Running multiple variants of training parameters

The training pipeline allows you do benchmark multiple variants of the training parameters.

The structure of lightgbm_training_config settings relies on 3 main sections: - tasks : a list of train/test dataset pairs - reference_training: parameters used as reference for lightgbm training - variants: a list of parameter overrides that apply on top of reference_training parameters.

So you can create as many tasks and variants as you'd like and run them all into one single pipeline.

An example use case is training on cpu versus gpu. See the example file training-cpu-vs-gpu.yaml. In this file, the variant just consists in overriding the num_iterations:

lightgbm_training_config:
  benchmark_name: "benchmark-cpu-num-trees"

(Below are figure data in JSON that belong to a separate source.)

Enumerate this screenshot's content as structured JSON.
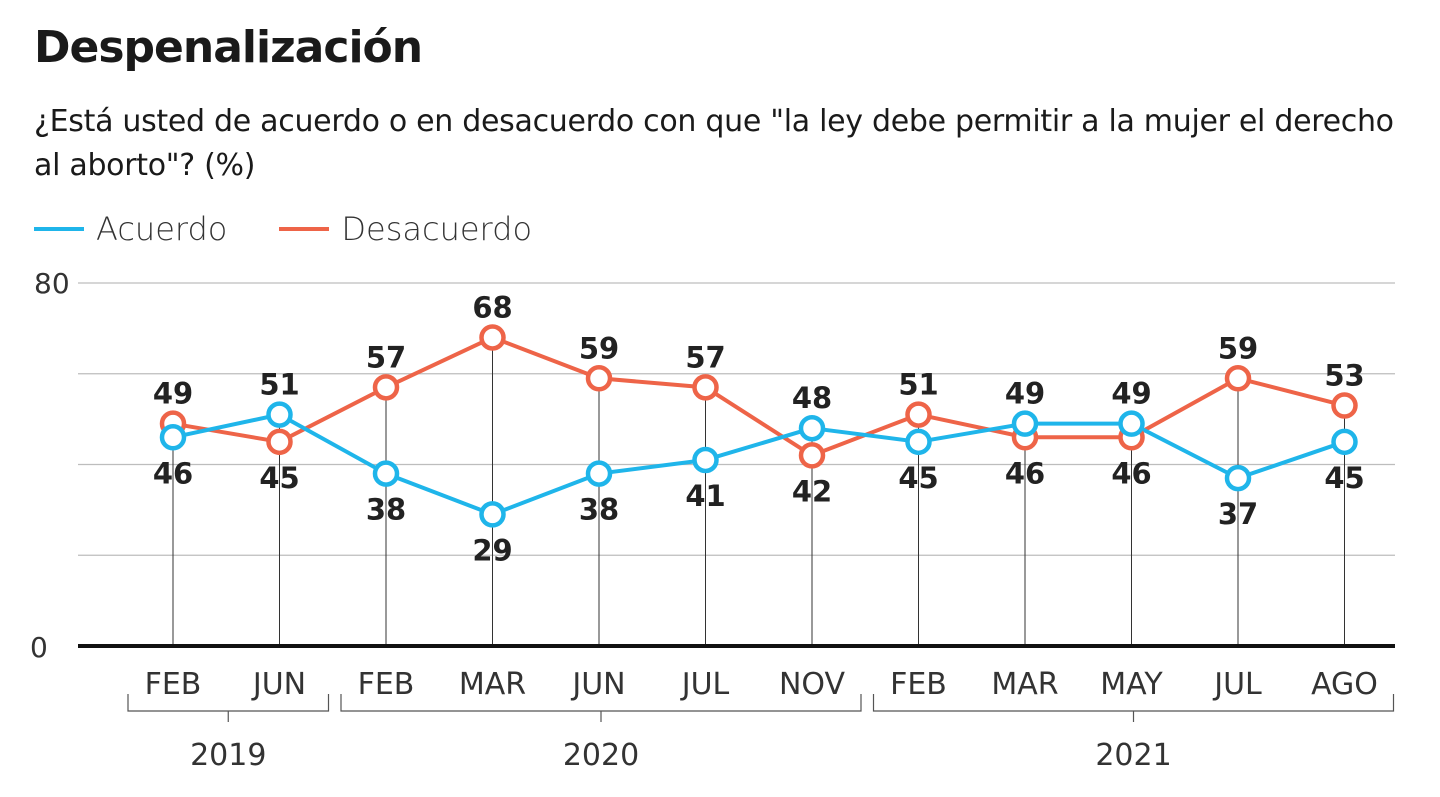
{
  "title": "Despenalización",
  "subtitle": "¿Está usted de acuerdo o en desacuerdo con que \"la ley debe permitir a la mujer el derecho al aborto\"? (%)",
  "colors": {
    "acuerdo": "#1fb5ea",
    "desacuerdo": "#ee6448",
    "axis": "#111111",
    "grid": "#bdbdbd"
  },
  "chart_data": {
    "type": "line",
    "categories": [
      "FEB",
      "JUN",
      "FEB",
      "MAR",
      "JUN",
      "JUL",
      "NOV",
      "FEB",
      "MAR",
      "MAY",
      "JUL",
      "AGO"
    ],
    "year_groups": [
      {
        "label": "2019",
        "start": 0,
        "end": 1
      },
      {
        "label": "2020",
        "start": 2,
        "end": 6
      },
      {
        "label": "2021",
        "start": 7,
        "end": 11
      }
    ],
    "series": [
      {
        "name": "Acuerdo",
        "values": [
          46,
          51,
          38,
          29,
          38,
          41,
          48,
          45,
          49,
          49,
          37,
          45
        ]
      },
      {
        "name": "Desacuerdo",
        "values": [
          49,
          45,
          57,
          68,
          59,
          57,
          42,
          51,
          46,
          46,
          59,
          53
        ]
      }
    ],
    "ylim": [
      0,
      80
    ],
    "yticks": [
      "0",
      "80"
    ],
    "grid": true,
    "legend": "top-left"
  }
}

  # list all the train/test pairs to train on
  tasks:
    - train:
        name: "data-synthetic-regression-10cols-100000samples-train"
      test::
        name: "data-synthetic-regression-10cols-10000samples-test"
      task_key: "synthetic-regression-10cols" # optional, user to register outputs
    - train:
        name: "data-synthetic-regression-100cols-100000samples-train"
      test::
        name: "data-synthetic-regression-100cols-10000samples-test"
      task_key: "synthetic-regression-100cols" # optional, user to register outputs
    - train:
        name: "data-synthetic-regression-1000cols-100000samples-train"
      test::
        name: "data-synthetic-regression-1000cols-10000samples-test"
      task_key: "synthetic-regression-1000cols" # optional, user to register outputs

  # reference settings for the benchmark
  # all variants will be based on this
  reference:
    # lots of other params here
    training:
      num_iterations: 100

  # variant settings override what is in reference_training
  variants:
    - training:
        num_iterations: 10
    - training:
        num_iterations: 1000
    - training:
        num_iterations: 5000